Cricket, on Edgar’s lap, made a noise like a caught bird. All three of them fell asleep on the couch, ice still whining in their cocktail glasses.
—
Edgar played on the floor with Cricket who had acquired the words pulp, fish and want. She said butter, dog, hello-hello, enough. She woke screaming for no good reason and Fern held her in the rocking chair, so tired, hating and loving the warm knot of a girl. Edgar went into his study and thwacked at the typewriter. All he had was the need to articulate his own wrongness, his existence thanks to the profound suffering of others.
He read books about coal miners who died deep underground, the earth caving in around them. He read books about manufacturing and pollution and wage-slavery. He read about workers who lost limbs to the heavy equipment and were fired for being useless. He read about the children of those men who stopped going to school so they could earn money. He read books about the cotton that had earned Fern’s family their fortune and the dark hands that had picked that cotton, the dark breasts that had wet-nursed Fern’s ancestors from babies into children, the dark bodies that had driven the white bodies in wide, comfortable cars through the green ache of th
e South, fields bursting with soft, white money. She knew and Edgar knew that eventually one of her relatives had become a famous abolitionist, that the story went in the right direction. She also knew and so did Edgar that while the family had embraced new values, the dollars they carried with them were old and plenty dirty.

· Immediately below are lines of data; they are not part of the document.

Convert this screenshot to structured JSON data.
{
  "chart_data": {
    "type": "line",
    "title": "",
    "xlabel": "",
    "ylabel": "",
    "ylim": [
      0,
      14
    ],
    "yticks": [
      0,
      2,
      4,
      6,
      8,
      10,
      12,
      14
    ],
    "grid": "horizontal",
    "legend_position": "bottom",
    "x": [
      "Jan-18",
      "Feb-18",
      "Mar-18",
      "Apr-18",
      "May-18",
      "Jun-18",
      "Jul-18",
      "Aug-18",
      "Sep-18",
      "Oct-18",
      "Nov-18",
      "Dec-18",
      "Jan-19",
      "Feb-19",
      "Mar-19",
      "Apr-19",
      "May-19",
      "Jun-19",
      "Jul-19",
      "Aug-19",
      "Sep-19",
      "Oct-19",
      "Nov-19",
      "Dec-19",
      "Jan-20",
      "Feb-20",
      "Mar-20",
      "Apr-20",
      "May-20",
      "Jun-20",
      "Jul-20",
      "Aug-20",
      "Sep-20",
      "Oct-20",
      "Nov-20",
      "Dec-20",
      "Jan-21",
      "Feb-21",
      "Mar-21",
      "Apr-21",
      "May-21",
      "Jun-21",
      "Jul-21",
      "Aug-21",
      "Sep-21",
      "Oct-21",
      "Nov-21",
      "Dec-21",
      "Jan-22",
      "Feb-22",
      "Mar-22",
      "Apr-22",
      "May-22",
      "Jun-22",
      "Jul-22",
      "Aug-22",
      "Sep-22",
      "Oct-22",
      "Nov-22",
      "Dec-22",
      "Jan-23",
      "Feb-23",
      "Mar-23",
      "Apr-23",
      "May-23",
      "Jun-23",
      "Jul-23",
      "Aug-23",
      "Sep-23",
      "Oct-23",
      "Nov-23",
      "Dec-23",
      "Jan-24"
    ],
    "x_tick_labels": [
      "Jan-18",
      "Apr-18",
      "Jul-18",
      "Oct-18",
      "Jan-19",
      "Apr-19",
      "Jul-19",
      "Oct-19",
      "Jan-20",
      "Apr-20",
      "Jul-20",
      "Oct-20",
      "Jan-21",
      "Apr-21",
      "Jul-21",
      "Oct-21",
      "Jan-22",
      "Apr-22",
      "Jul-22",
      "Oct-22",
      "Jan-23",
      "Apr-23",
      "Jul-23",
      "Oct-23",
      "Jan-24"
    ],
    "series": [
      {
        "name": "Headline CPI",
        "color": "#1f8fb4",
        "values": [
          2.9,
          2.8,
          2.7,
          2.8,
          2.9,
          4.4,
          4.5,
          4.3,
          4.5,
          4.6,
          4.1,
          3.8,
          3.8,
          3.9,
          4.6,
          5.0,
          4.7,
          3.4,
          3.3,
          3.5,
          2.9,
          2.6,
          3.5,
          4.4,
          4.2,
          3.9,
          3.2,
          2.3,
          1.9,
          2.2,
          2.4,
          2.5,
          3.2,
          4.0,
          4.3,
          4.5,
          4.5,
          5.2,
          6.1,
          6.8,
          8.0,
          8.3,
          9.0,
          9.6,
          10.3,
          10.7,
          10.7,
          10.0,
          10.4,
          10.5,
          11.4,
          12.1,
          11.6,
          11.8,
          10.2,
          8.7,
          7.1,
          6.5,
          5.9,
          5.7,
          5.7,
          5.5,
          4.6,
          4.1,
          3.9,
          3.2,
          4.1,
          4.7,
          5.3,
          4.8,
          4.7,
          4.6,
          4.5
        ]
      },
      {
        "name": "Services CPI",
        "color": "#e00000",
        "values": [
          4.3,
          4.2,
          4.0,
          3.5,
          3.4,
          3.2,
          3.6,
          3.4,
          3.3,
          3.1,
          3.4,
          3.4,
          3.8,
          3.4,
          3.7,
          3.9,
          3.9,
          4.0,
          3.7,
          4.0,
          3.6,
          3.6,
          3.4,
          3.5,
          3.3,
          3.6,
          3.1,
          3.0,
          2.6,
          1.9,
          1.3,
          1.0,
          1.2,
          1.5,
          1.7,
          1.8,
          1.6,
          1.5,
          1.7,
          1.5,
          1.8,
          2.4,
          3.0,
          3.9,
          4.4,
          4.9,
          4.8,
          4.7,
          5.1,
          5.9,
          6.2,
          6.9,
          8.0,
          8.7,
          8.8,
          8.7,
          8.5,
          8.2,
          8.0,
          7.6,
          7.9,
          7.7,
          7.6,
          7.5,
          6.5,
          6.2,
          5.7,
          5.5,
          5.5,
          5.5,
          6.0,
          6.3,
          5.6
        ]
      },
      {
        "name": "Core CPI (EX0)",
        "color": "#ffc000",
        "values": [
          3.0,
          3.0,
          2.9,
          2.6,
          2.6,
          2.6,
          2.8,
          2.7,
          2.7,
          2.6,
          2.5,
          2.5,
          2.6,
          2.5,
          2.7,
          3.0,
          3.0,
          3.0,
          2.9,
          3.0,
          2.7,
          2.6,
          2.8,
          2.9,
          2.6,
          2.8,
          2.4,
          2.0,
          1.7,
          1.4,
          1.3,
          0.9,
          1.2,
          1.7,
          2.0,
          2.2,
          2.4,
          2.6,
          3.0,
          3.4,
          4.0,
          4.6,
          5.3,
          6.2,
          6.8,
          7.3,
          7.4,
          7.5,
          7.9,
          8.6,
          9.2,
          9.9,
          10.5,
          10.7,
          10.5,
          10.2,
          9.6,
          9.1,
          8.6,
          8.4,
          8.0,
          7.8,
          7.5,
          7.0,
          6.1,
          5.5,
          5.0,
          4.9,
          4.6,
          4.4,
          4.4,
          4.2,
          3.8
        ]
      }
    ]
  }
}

He came home and watched the news. American forces burned Vietnamese villages. An offensive began in a city on the edge of the South China Sea that would last for weeks.
—
They did not know yet that Ben would die a few weeks later when the doctors attempted to perform a partial lobotomy, as if they could simply remove the troubled part of him. Slice and eliminate. That, in what would turn out to be the last moments of his life, he would sit in the dawn light preparing for the operation and jot down a note to Fern: Thanks for the sweets. Over all their years on earth together, all the ways she had betrayed him and cared for him, this was the tiny kindness that had risen to the top of his memory. She would lock the note in a metal box along with a sprig of Cricket’s hair and a photo of her and Edgar the summer they had fallen in love. Of all the objects in the world, these were the only three she could not risk losing. Fern would blame her parents always for Ben’s death. Her parents, who had not been able to leave her brother alone, who had continued to write checks to the doctors who promised that money equaled treatment equaled health. Her father would never recover from the twin loss of his son’s body and his daughter’s heart, and her mother, though heartbroken in her own way, would appear to continue her calm, cold walk through life. Evelyn would think of Fern’s anger towards her as one gift she could actually give to her daughter: she would take the blame.